The California Supreme Court has accepted for review two land use cases involving local and regional restrictions on logging. The state high court also dismissed a case involving attorneys’ fees in a California Environmental Quality Act case.
The state high court voted unanimously to review a Sixth District Court of Appeal ruling that local governments may not regulate the location of timber harvests. The court’s acceptance of the case was somewhat expected because the appellate court’s decision was directly at odds with a 1995 First District ruling. In the earlier case, the court ruled that local governments may regulate the location of timber operations, but not the method of logging. Big Creek Lumber Co. v. County of San Mateo, 31 Cal.App.4th 418. In the recent case, the Sixth District determined that under the state Forest Practices Act, the phrase “conduct of timber operations,” covered both the location and manner of logging (see CP&DR Legal Digest, April 2004).
The case is Big Creek Lumber v. Santa Cruz, No. S123659.
The other case accepted by the state high court involves a timber harvest plan in the privately owned portion of the Headwaters Forest. Pacific Lumber Company received approval for the plan from the California Department of Forestry and Fire Protection. But the state Water Resources Control Board then ordered Pacific Lumber to monitor water quality in the Elk River. Pacific Lumber argued that the state water board had no say in the matter, but the First District Court of Appeal ruled that state and regional water boards do have authority to enforce water quality protection measures against a timber company.
Again, the state Supreme Court voted unanimously to review the case, which is Pacific Lumber Company v. California State Water Resources, No S124464.

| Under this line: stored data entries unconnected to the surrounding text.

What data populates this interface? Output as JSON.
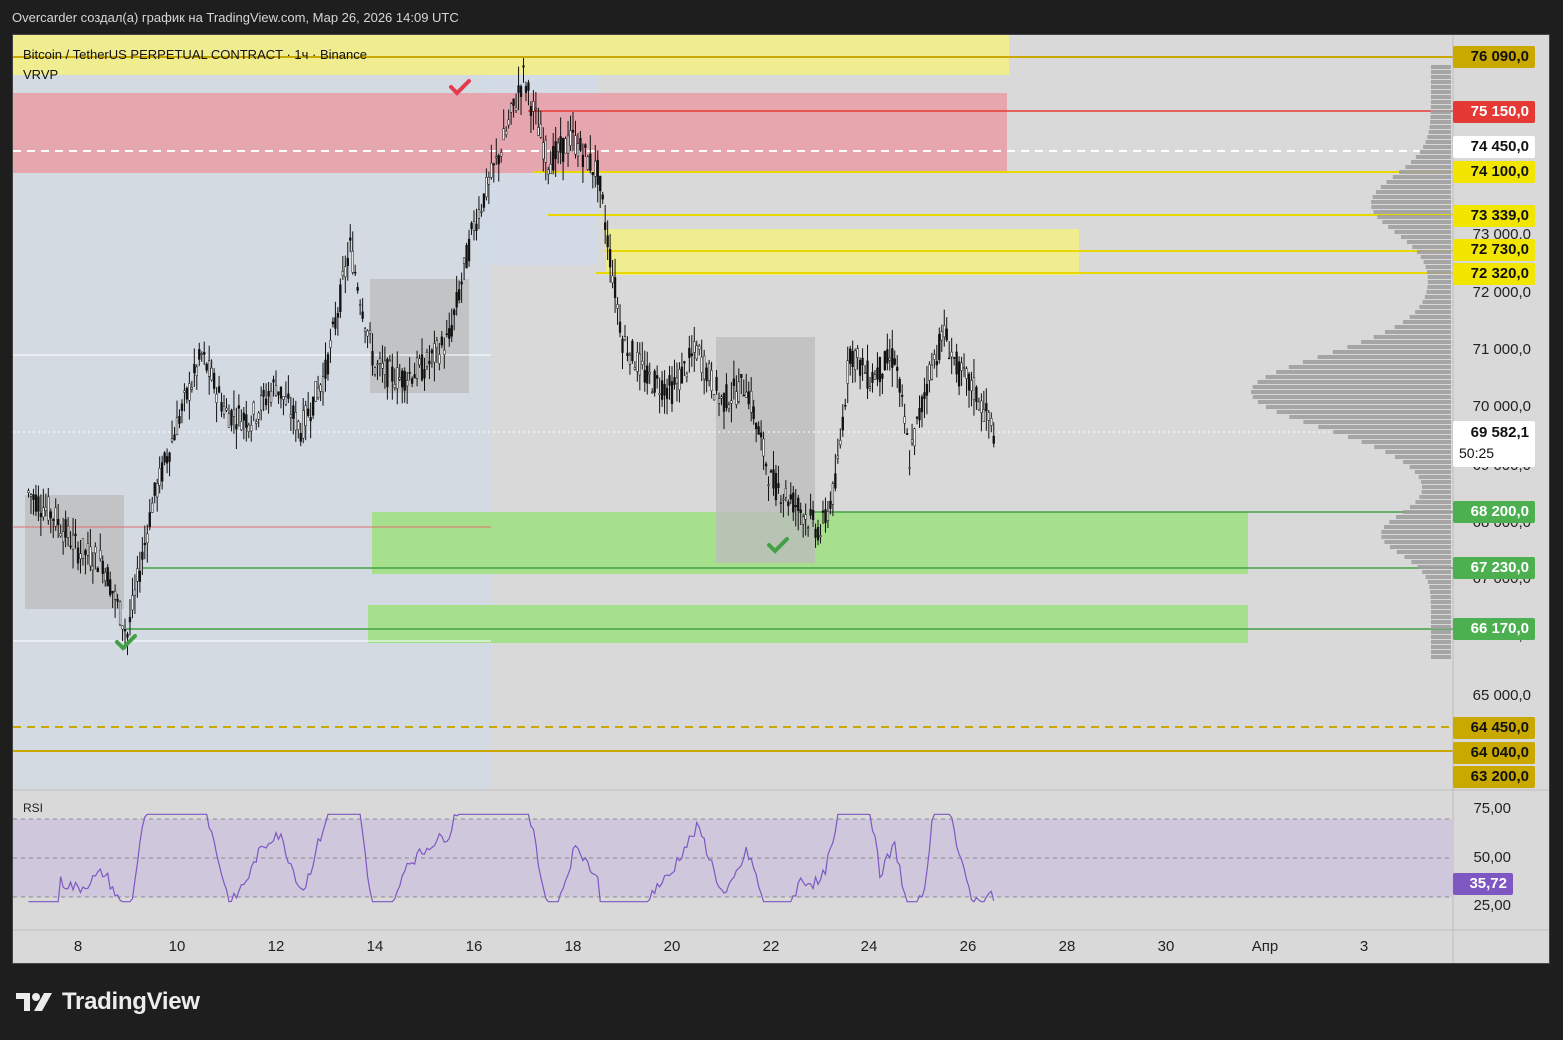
{
  "header": {
    "attribution": "Overcarder создал(а) график на TradingView.com, Мар 26, 2026 14:09 UTC"
  },
  "legend": {
    "symbol": "Bitcoin / TetherUS PERPETUAL CONTRACT · 1ч · Binance",
    "indicator": "VRVP"
  },
  "rsi": {
    "label": "RSI",
    "value": "35,72",
    "levels": [
      "75,00",
      "50,00",
      "25,00"
    ]
  },
  "price_axis": {
    "ticks": [
      "73 000,0",
      "72 000,0",
      "71 000,0",
      "70 000,0",
      "69 000,0",
      "68 000,0",
      "67 000,0",
      "66 000,0",
      "65 000,0"
    ],
    "badges": [
      {
        "label": "76 090,0",
        "kind": "gold"
      },
      {
        "label": "75 150,0",
        "kind": "red"
      },
      {
        "label": "74 450,0",
        "kind": "white"
      },
      {
        "label": "74 100,0",
        "kind": "yellow"
      },
      {
        "label": "73 339,0",
        "kind": "yellow"
      },
      {
        "label": "72 730,0",
        "kind": "yellow"
      },
      {
        "label": "72 320,0",
        "kind": "yellow"
      },
      {
        "label": "69 582,1",
        "kind": "current"
      },
      {
        "label": "68 200,0",
        "kind": "green"
      },
      {
        "label": "67 230,0",
        "kind": "green"
      },
      {
        "label": "66 170,0",
        "kind": "green"
      },
      {
        "label": "64 450,0",
        "kind": "gold"
      },
      {
        "label": "64 040,0",
        "kind": "gold"
      },
      {
        "label": "63 200,0",
        "kind": "gold"
      }
    ],
    "countdown": "50:25"
  },
  "time_axis": {
    "ticks": [
      "8",
      "10",
      "12",
      "14",
      "16",
      "18",
      "20",
      "22",
      "24",
      "26",
      "28",
      "30",
      "Апр",
      "3"
    ]
  },
  "footer": {
    "brand": "TradingView"
  },
  "colors": {
    "bg": "#d9d9d9",
    "candle": "#111111",
    "red_zone": "#e8a0a8",
    "yellow_zone": "#f0ec90",
    "green_zone": "#a6e08c",
    "gray_box": "#bdbdbd",
    "rsi": "#7e57c2",
    "gold": "#c9a800",
    "red_line": "#e53935",
    "green_line": "#43a047",
    "yellow_line": "#e8d800"
  },
  "icons": {
    "sell_marker": "checkmark-red-icon",
    "buy_marker": "checkmark-green-icon"
  }
}
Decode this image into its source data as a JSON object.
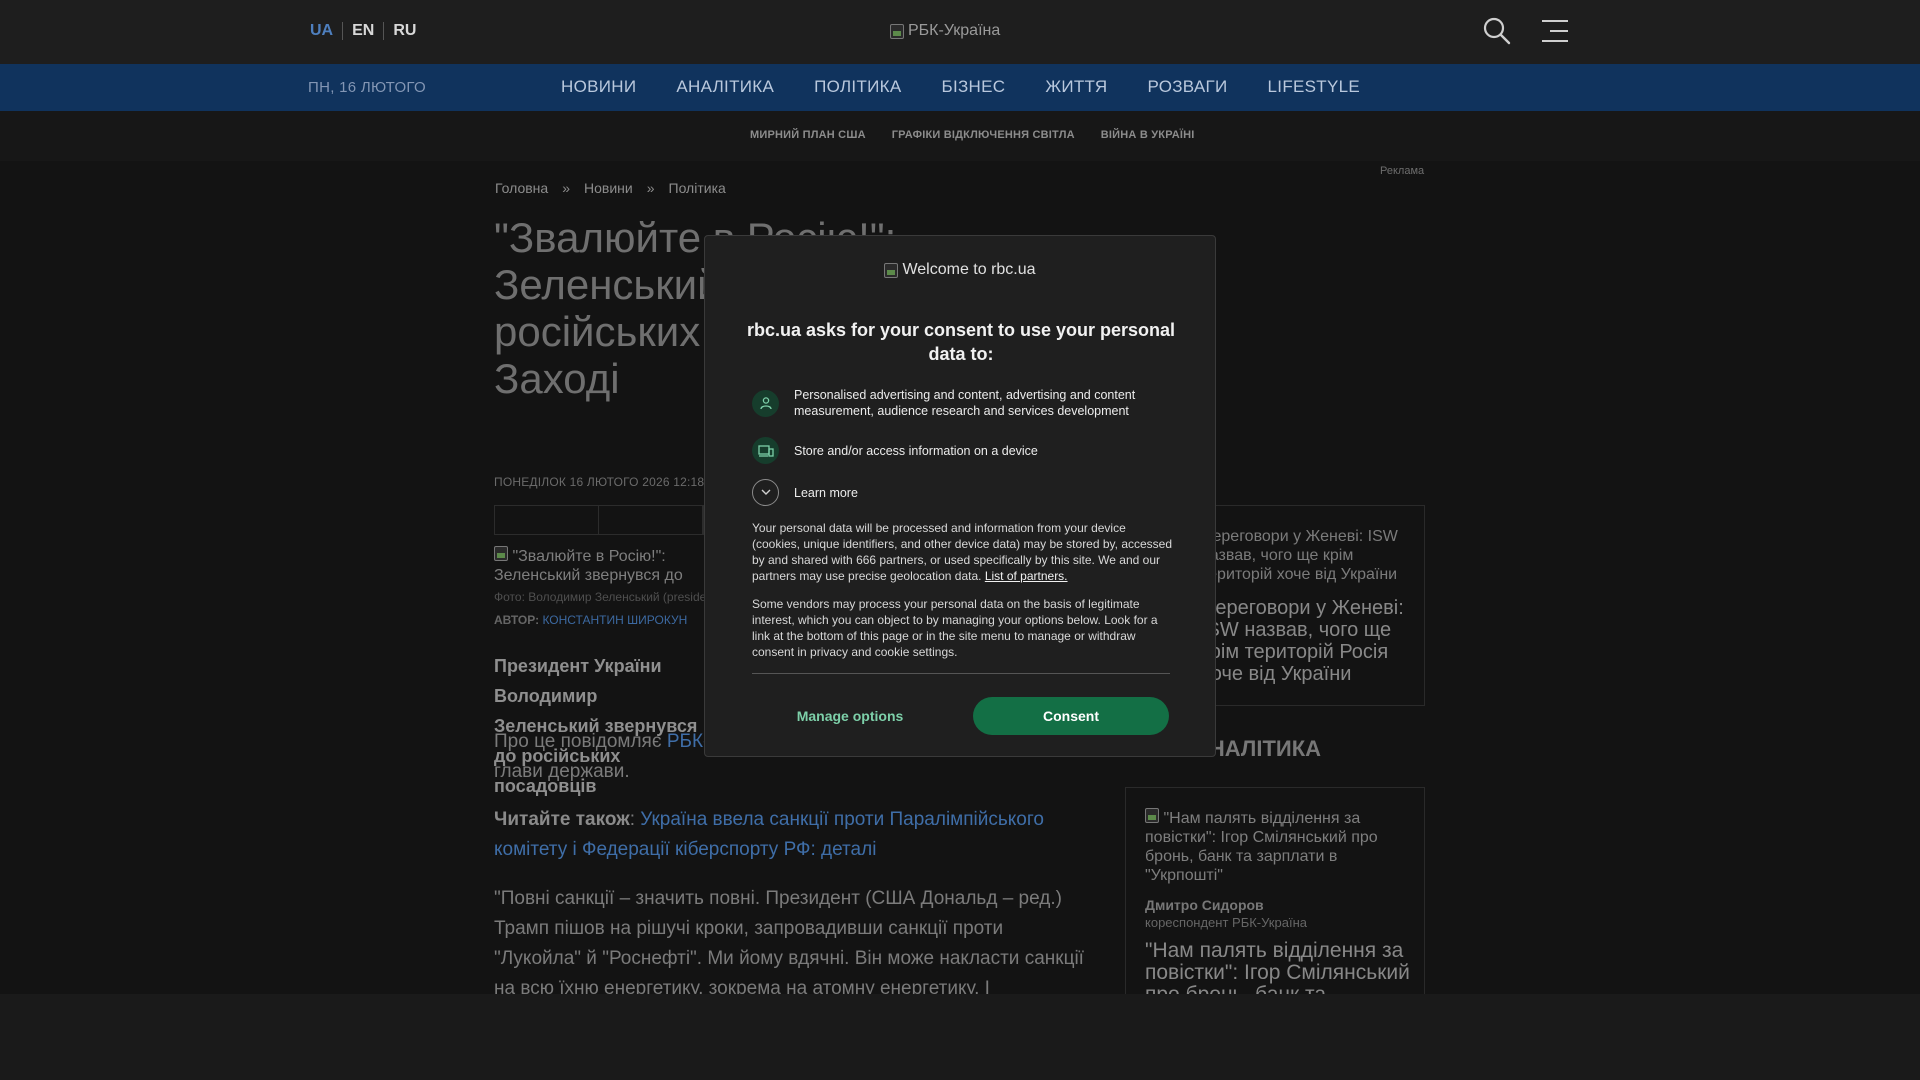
{
  "header": {
    "languages": [
      "UA",
      "EN",
      "RU"
    ],
    "logo_alt": "РБК-Україна"
  },
  "nav": {
    "date": "ПН, 16 ЛЮТОГО",
    "items": [
      "НОВИНИ",
      "АНАЛІТИКА",
      "ПОЛІТИКА",
      "БІЗНЕС",
      "ЖИТТЯ",
      "РОЗВАГИ",
      "LIFESTYLE"
    ]
  },
  "subnav": {
    "items": [
      "МИРНИЙ ПЛАН США",
      "ГРАФІКИ ВІДКЛЮЧЕННЯ СВІТЛА",
      "ВІЙНА В УКРАЇНІ"
    ]
  },
  "ad_label": "Реклама",
  "breadcrumb": [
    "Головна",
    "»",
    "Новини",
    "»",
    "Політика"
  ],
  "article": {
    "headline": "\"Звалюйте в Росію!\": Зеленський звернувся до російських посадовців на Заході",
    "date": "ПОНЕДІЛОК 16 ЛЮТОГО 2026 12:18",
    "photo_alt": "\"Звалюйте в Росію!\": Зеленський звернувся до російських посадовців на Заході",
    "photo_caption": "Фото: Володимир Зеленський (president.gov.ua)",
    "author_label": "АВТОР:",
    "author_name": "КОНСТАНТИН ШИРОКУН",
    "lead": "Президент України Володимир Зеленський звернувся до російських посадовців",
    "para1_start": "Про це повідомляє ",
    "para1_link": "РБК-Україна",
    "para1_end": " з посиланням на звернення глави держави.",
    "read_also_label": "Читайте також",
    "read_also_link": "Україна ввела санкції проти Паралімпійського комітету і Федерації кіберспорту РФ: деталі",
    "quote": "\"Повні санкції – значить повні. Президент (США Дональд – ред.) Трамп пішов на рішучі кроки, запровадивши санкції проти \"Лукойла\" й \"Роснефті\". Ми йому вдячні. Він може накласти санкції на всю їхню енергетику, зокрема на атомну енергетику. І"
  },
  "sidebar": {
    "card1_alt": "Переговори у Женеві: ISW назвав, чого ще крім територій хоче від України",
    "card1_title": "Переговори у Женеві: ISW назвав, чого ще крім територій Росія хоче від України",
    "section_title": "АНАЛІТИКА",
    "card2_alt": "\"Нам палять відділення за повістки\": Ігор Смілянський про бронь, банк та зарплати в \"Укрпошті\"",
    "card2_author": "Дмитро Сидоров",
    "card2_role": "кореспондент РБК-Україна",
    "card2_title": "\"Нам палять відділення за повістки\": Ігор Смілянський про бронь, банк та зарплати"
  },
  "consent": {
    "logo_alt": "Welcome to rbc.ua",
    "title": "rbc.ua asks for your consent to use your personal data to:",
    "purposes": [
      {
        "icon": "person-icon",
        "text": "Personalised advertising and content, advertising and content measurement, audience research and services development"
      },
      {
        "icon": "devices-icon",
        "text": "Store and/or access information on a device"
      }
    ],
    "learn_more": "Learn more",
    "para1": "Your personal data will be processed and information from your device (cookies, unique identifiers, and other device data) may be stored by, accessed by and shared with 666 partners, or used specifically by this site. We and our partners may use precise geolocation data. ",
    "partners_link": "List of partners.",
    "para2": "Some vendors may process your personal data on the basis of legitimate interest, which you can object to by managing your options below. Look for a link at the bottom of this page or in the site menu to manage or withdraw consent in privacy and cookie settings.",
    "manage_label": "Manage options",
    "consent_label": "Consent"
  },
  "colors": {
    "nav_bg": "#10335d",
    "consent_button": "#136f45",
    "manage_text": "#7dd0a9",
    "link": "#3f6ea8"
  }
}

The case that the state Supreme Court dismissed is Vedanta Society v. California Quartet, No. S112816. It involved responsibility for attorneys’ fees in a case where an appellate court ruled that a 2-2 decision by a Board of Supervisors was not adequate to certify an environmental impact report. The original case was Vedanta Society of So. California v. California Quartet, Ltd., (2000) 84 Cal.App.4th 517 (see CP&DR Legal Digest, January 2001). More recently, some of the same parties were involved in a case involving what belongs in the administrative record in a CEQA case. County of Orange v. Superior Court, 113 Cal.App.4th 1 (see CP&DR Legal Digest, December 2003).
But in late May, the six parties in the multi-pronged litigation agreed to a settlement that ended the court battles. At issue was development of 222 acres in Orange County’s Trabuco Canyon, near the Ramakrishna Monastery. Under the settlement, the developer agreed to reduce the number of homes from 299 to 266, permanently protect a 300-foot-wide wildlife corridor, and construct a berm that screens the 100-year-old monastery from the new houses.